Em sua terceira edição, o TALi continua sendo um projeto pioneiro em nível regional e único no mundo: um Conselho integrado por 66 conselheiras e conselheiros, entre 7 e 14 anos, representantes de 35 canais e 18 países, que participam ativamente da construção de ideias e propostas para os meios públicos.
Durante 2025, o projeto teve como título “TALi pensa a migração”, uma iniciativa que convidou meninas e meninos a analisar como os processos migratórios são representados nas telas e quais transformações são necessárias para narrá-los de maneira mais humana, empática e real. A escolha do tema respondeu à presença cotidiana da migração na vida de milhares de famílias latino-americanas, bem como à urgência de revisar os olhares adultocêntricos e estereotipados que ainda predominam nos meios de comunicação.
Ao longo do ano, o Conselho trabalhou em três etapas — investigação, análise e elaboração — por meio de dinâmicas lúdicas, criativas e coletivas que promoveram o diálogo, a escuta e a construção conjunta de ideias. Nesses encontros, as conselheiras e os conselheiros compartilharam emoções, experiências próprias ou próximas, analisaram conteúdos audiovisuais e debateram sobre como a migração deveria ser narrada a partir da perspectiva das infâncias.
O encontro de encerramento, realizado em 20 de dezembro, foi o momento em que meninas e meninos apresentaram os resultados do processo anual, entre eles um documento de recomendações para os meios públicos e um vídeo criado a partir de um roteiro coletivo. Na ocasião, compartilharam com dirigentes de canais públicos da América Latina sua visão sobre como narrar a migração sem recorrer a estereótipos, ressaltando a necessidade de mostrar histórias reais, diversas e esperançosas. Entre suas propostas, destacaram ideias como criar programas mais interativos, incluir vozes de crianças migrantes em primeira pessoa, utilizar animação baseada em desenhos infantis, produzir podcasts e realizar séries que combinem depoimentos reais com ficção.

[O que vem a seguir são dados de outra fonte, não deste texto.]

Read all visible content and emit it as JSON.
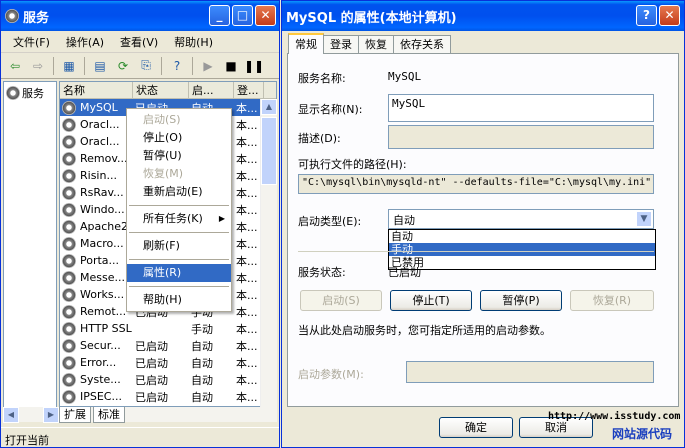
{
  "services_window": {
    "title": "服务",
    "menu": [
      "文件(F)",
      "操作(A)",
      "查看(V)",
      "帮助(H)"
    ],
    "tree_root": "服务",
    "columns": [
      "名称",
      "状态",
      "启...",
      "登..."
    ],
    "rows": [
      {
        "name": "MySQL",
        "status": "已启动",
        "startup": "自动",
        "logon": "本..."
      },
      {
        "name": "Oracl...",
        "status": "",
        "startup": "",
        "logon": "本..."
      },
      {
        "name": "Oracl...",
        "status": "",
        "startup": "",
        "logon": "本..."
      },
      {
        "name": "Remov...",
        "status": "",
        "startup": "",
        "logon": "本..."
      },
      {
        "name": "Risin...",
        "status": "",
        "startup": "",
        "logon": "本..."
      },
      {
        "name": "RsRav...",
        "status": "",
        "startup": "",
        "logon": "本..."
      },
      {
        "name": "Windo...",
        "status": "",
        "startup": "",
        "logon": "本..."
      },
      {
        "name": "Apache2",
        "status": "",
        "startup": "",
        "logon": "本..."
      },
      {
        "name": "Macro...",
        "status": "",
        "startup": "",
        "logon": "本..."
      },
      {
        "name": "Porta...",
        "status": "",
        "startup": "",
        "logon": "本..."
      },
      {
        "name": "Messe...",
        "status": "",
        "startup": "",
        "logon": "本..."
      },
      {
        "name": "Works...",
        "status": "",
        "startup": "",
        "logon": "本..."
      },
      {
        "name": "Remot...",
        "status": "已启动",
        "startup": "手动",
        "logon": "本..."
      },
      {
        "name": "HTTP SSL",
        "status": "",
        "startup": "手动",
        "logon": "本..."
      },
      {
        "name": "Secur...",
        "status": "已启动",
        "startup": "自动",
        "logon": "本..."
      },
      {
        "name": "Error...",
        "status": "已启动",
        "startup": "自动",
        "logon": "本..."
      },
      {
        "name": "Syste...",
        "status": "已启动",
        "startup": "自动",
        "logon": "本..."
      },
      {
        "name": "IPSEC...",
        "status": "已启动",
        "startup": "自动",
        "logon": "本..."
      }
    ],
    "bottom_tabs": [
      "扩展",
      "标准"
    ],
    "status_text": "打开当前"
  },
  "context_menu": {
    "items": [
      {
        "label": "启动(S)",
        "disabled": true
      },
      {
        "label": "停止(O)",
        "disabled": false
      },
      {
        "label": "暂停(U)",
        "disabled": false
      },
      {
        "label": "恢复(M)",
        "disabled": true
      },
      {
        "label": "重新启动(E)",
        "disabled": false
      },
      {
        "label": "所有任务(K)",
        "disabled": false,
        "submenu": true
      },
      {
        "label": "刷新(F)",
        "disabled": false
      },
      {
        "label": "属性(R)",
        "disabled": false,
        "highlight": true
      },
      {
        "label": "帮助(H)",
        "disabled": false
      }
    ]
  },
  "dialog": {
    "title": "MySQL 的属性(本地计算机)",
    "tabs": [
      "常规",
      "登录",
      "恢复",
      "依存关系"
    ],
    "service_name_label": "服务名称:",
    "service_name": "MySQL",
    "display_name_label": "显示名称(N):",
    "display_name": "MySQL",
    "description_label": "描述(D):",
    "exe_path_label": "可执行文件的路径(H):",
    "exe_path": "\"C:\\mysql\\bin\\mysqld-nt\" --defaults-file=\"C:\\mysql\\my.ini\" M",
    "startup_type_label": "启动类型(E):",
    "startup_type": "自动",
    "startup_options": [
      "自动",
      "手动",
      "已禁用"
    ],
    "startup_highlight": "手动",
    "service_status_label": "服务状态:",
    "service_status": "已启动",
    "buttons": {
      "start": "启动(S)",
      "stop": "停止(T)",
      "pause": "暂停(P)",
      "resume": "恢复(R)"
    },
    "hint": "当从此处启动服务时，您可指定所适用的启动参数。",
    "params_label": "启动参数(M):",
    "ok": "确定",
    "cancel": "取消",
    "watermark_url": "http://www.isstudy.com",
    "watermark_text": "网站源代码"
  }
}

Além de diretoras, diretores e representantes dos canais associados, o encontro contou com a presença de organizações e festivais vinculados à infância, que acompanharam a apresentação e celebraram a experiência de participação infantil promovida pela TAL.
A experiência teve um marco especialmente significativo neste ano: pela primeira vez, o TALi contou com um canal anfitrião, a Telecafé, que acompanhou o processo com ações no território e apoio permanente ao trabalho do Conselho.
As vozes das meninas e dos meninos evidenciaram a potência transformadora de incluir seus olhares na comunicação pública. “Refletimos sobre as razões pelas quais as pessoas migram e como se sentem — expressaram em sua apresentação —. Queremos que os meios falem sobre migração a partir de nossas vozes, sem estereótipos e mostrando também a esperança.”
O relatório final do TALi 2025 sintetiza esse percurso e oferece um conjunto de recomendações que podem orientar a produção, a programação e a circulação de conteúdos para públicos infantis e familiares nos canais públicos. Destaca-se a importância de tornar visíveis histórias diversas, promover a empatia como valor narrativo e garantir a participação de meninas e meninos nos processos de criação audiovisual.
Com esta edição, o TALi reafirma sua missão: construir um espaço onde as infâncias não sejam apenas representadas, mas também protagonistas na construção dos meios públicos latino-americanos. Um laboratório de escuta, criatividade e pensamento crítico que continua crescendo ano após ano.